Trump Jr.'s Public Testimony Before Senate Judiciary Committee Will Happen This Fall

Donald Trump Jr.
Donald Trump Jr. stands onstage with his father after Donald Trump’s presidential debate against Hillary Clinton at Hofstra University, in Hempstead, New York, on September 26, 2016. Trump Jr. on Tuesday said the federal criminal investigation into his father’s presidential campaign is an example of a “rigged system” with top government officials conspiring to take down the president.  REUTERS/Brian Snyder/File Photo

Donald Trump Jr. will give public testimony before the Senate Judiciary Committee as soon as this fall, to discuss the meeting he held with a Russian lawyer who allegedly promised him damaging information on Hillary Clinton.

According to Senator Diane Feinstein, who was interviewed by CNN's State of the Union on Sunday, Trump Jr.'s testimony will be taken soon.

"It'll be this fall, I know that for sure," Feinstein told CNN.

"Things keep changing. Not by design, but by the press of other business on the committee," she added.

Trump Jr. previously told Fox News host Sean Hannity that he would be willing to testify to "all of it" when asked if he would share details of the meeting under oath.

The president's eldest son met with Kremlin-linked Russian lawyer Natalia Veselnitskaya in June 2016, with emails preceding the meeting suggesting Trump Jr. was keen to meet with Veselnitskaya over the potential dirt he was offered on Clinton.

In emails initially seen by The New York Times, and then released by Trump Jr., the president's son is told that Russian singer and friend of the Trump family, Emin Agalarov, had urged contact over "something very interesting," then detailing that high-level sensitive information was available.

Trump responded to the email stating he would like to speak with Agalarov, but stating: "if it's what you say I love it especially later in summer."

The email also states that the information offered, " part of Russia and its government's support for Mr.
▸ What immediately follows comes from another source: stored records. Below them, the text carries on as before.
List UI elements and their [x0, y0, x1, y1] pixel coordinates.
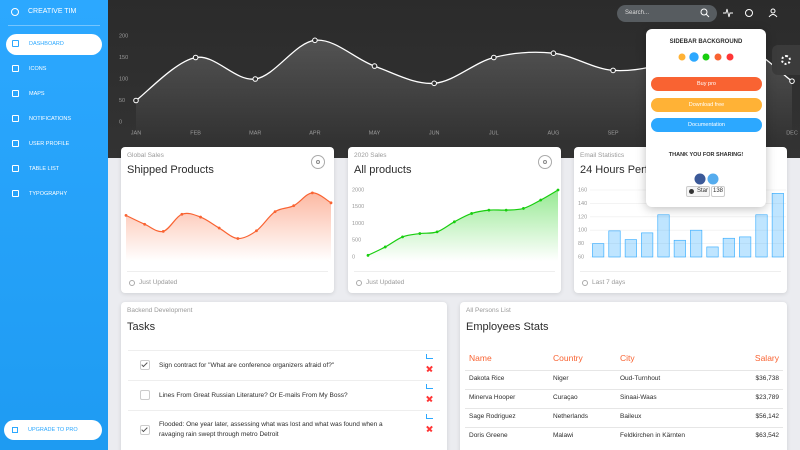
card-title: Employees Stats: [466, 321, 549, 333]
sidebar: CREATIVE TIM DASHBOARD ICONS MAPS NOTIFICATI…: [0, 0, 108, 450]
card-footer: Last 7 days: [592, 279, 626, 286]
table-cell: Minerva Hooper: [469, 394, 516, 401]
card-divider: [127, 271, 328, 272]
table-cell: City: [620, 353, 635, 363]
table-cell: Doris Greene: [469, 432, 508, 439]
footer-icon: [356, 280, 362, 286]
github-star-button[interactable]: [686, 186, 710, 197]
table-cell: Sinaai-Waas: [620, 394, 657, 401]
edit-button[interactable]: [426, 354, 433, 359]
table-cell: Netherlands: [553, 413, 589, 420]
search-placeholder: Search...: [625, 10, 650, 16]
table-cell: Curaçao: [553, 394, 578, 401]
panel-button-label[interactable]: Download free: [688, 101, 725, 108]
upgrade-label[interactable]: UPGRADE TO PRO: [28, 427, 78, 433]
table-cell: Feldkirchen in Kärnten: [620, 432, 686, 439]
nav-link[interactable]: NOTIFICATIONS: [29, 116, 72, 122]
brand-logo: [11, 8, 19, 16]
row-divider: [465, 408, 783, 409]
card-footer: Just Updated: [139, 279, 178, 286]
github-count-box: [711, 186, 725, 197]
card-title: Shipped Products: [127, 164, 214, 176]
card-subtitle: All Persons List: [466, 307, 511, 314]
panel-button[interactable]: [651, 118, 762, 132]
panel-button[interactable]: [651, 77, 762, 91]
settings-tab-icon: [781, 55, 791, 65]
nav-link[interactable]: TABLE LIST: [29, 166, 60, 172]
task-text: Flooded: One year later, assessing what …: [159, 421, 383, 438]
card-subtitle: Email Statistics: [580, 152, 625, 159]
footer-icon: [582, 280, 588, 286]
table-cell: Malawi: [553, 432, 574, 439]
footer-icon: [129, 280, 135, 286]
table-cell: Dakota Rice: [469, 375, 505, 382]
table-cell: Country: [553, 353, 583, 363]
table-cell: Baileux: [620, 413, 642, 420]
table-cell: $56,142: [755, 413, 780, 420]
edit-button[interactable]: [426, 414, 433, 419]
checkbox[interactable]: [140, 425, 150, 435]
row-divider: [128, 380, 440, 381]
row-divider: [465, 370, 783, 371]
card: [460, 302, 787, 450]
nav-icon: [12, 40, 19, 47]
settings-button[interactable]: [538, 155, 552, 169]
github-icon: [689, 189, 694, 194]
divider: [8, 25, 100, 26]
card: [121, 302, 447, 450]
nav-icon: [12, 140, 19, 147]
row-divider: [128, 350, 440, 351]
card-divider: [354, 271, 555, 272]
table-cell: Niger: [553, 375, 569, 382]
table-cell: $36,738: [755, 375, 780, 382]
nav-link[interactable]: DASHBOARD: [29, 41, 64, 47]
nav-icon: [12, 115, 19, 122]
card-subtitle: 2020 Sales: [354, 152, 387, 159]
panel-thanks: THANK YOU FOR SHARING!: [668, 152, 744, 158]
row-divider: [465, 427, 783, 428]
nav-icon: [12, 165, 19, 172]
settings-icon: [316, 160, 320, 164]
row-divider: [465, 389, 783, 390]
table-cell: $23,789: [755, 394, 780, 401]
brand: CREATIVE TIM: [28, 8, 77, 15]
panel-button[interactable]: [651, 97, 762, 112]
checkbox[interactable]: [140, 390, 150, 400]
table-cell: Oud-Turnhout: [620, 375, 661, 382]
card-divider: [580, 271, 781, 272]
panel-button-label[interactable]: Documentation: [688, 122, 725, 128]
card-subtitle: Global Sales: [127, 152, 164, 159]
settings-button[interactable]: [311, 155, 325, 169]
search-box[interactable]: [617, 5, 717, 22]
checkbox[interactable]: [140, 360, 150, 370]
table-cell: Name: [469, 353, 492, 363]
card-title: All products: [354, 164, 412, 176]
nav-active-pill: [6, 34, 102, 55]
upgrade-icon: [12, 427, 18, 433]
github-star-count: 138: [712, 188, 723, 194]
nav-icon: [12, 65, 19, 72]
nav-icon: [12, 90, 19, 97]
nav-icon: [12, 190, 19, 197]
edit-button[interactable]: [426, 384, 433, 389]
nav-link[interactable]: USER PROFILE: [29, 141, 70, 147]
settings-icon: [543, 160, 547, 164]
nav-link[interactable]: ICONS: [29, 66, 47, 72]
task-text: Sign contract for "What are conference o…: [159, 362, 335, 369]
table-cell: Sage Rodriguez: [469, 413, 516, 420]
nav-link[interactable]: TYPOGRAPHY: [29, 191, 68, 197]
github-star-label: Star: [697, 188, 709, 194]
panel-button-label[interactable]: Buy pro: [697, 81, 716, 87]
nav-link[interactable]: MAPS: [29, 91, 45, 97]
card-subtitle: Backend Development: [127, 307, 193, 314]
row-divider: [128, 410, 440, 411]
task-text: Lines From Great Russian Literature? Or …: [159, 392, 348, 399]
card-footer: Just Updated: [366, 279, 405, 286]
card-title: Tasks: [127, 321, 156, 333]
table-cell: $63,542: [755, 432, 780, 439]
table-cell: Salary: [754, 353, 779, 363]
panel-title: SIDEBAR BACKGROUND: [669, 39, 743, 45]
upgrade-button[interactable]: [4, 420, 102, 440]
Trump," a statement that will be of particular interest to the Senate Judiciary Committee's ongoing investigation into alleged links between Trump's team and Russia.

But Senator Feinstein warned there would be no quick conclusion of the investigation.

"This could take a year, a year and a half, if not more," she told CNN.

"So I think people have to be patient. The chairman and I work well together. If we have a difference, we work it out between us. I think the Democratic side is very constructive in how they work to this and we will be able to solve… answer some questions, let me put it that way," she added.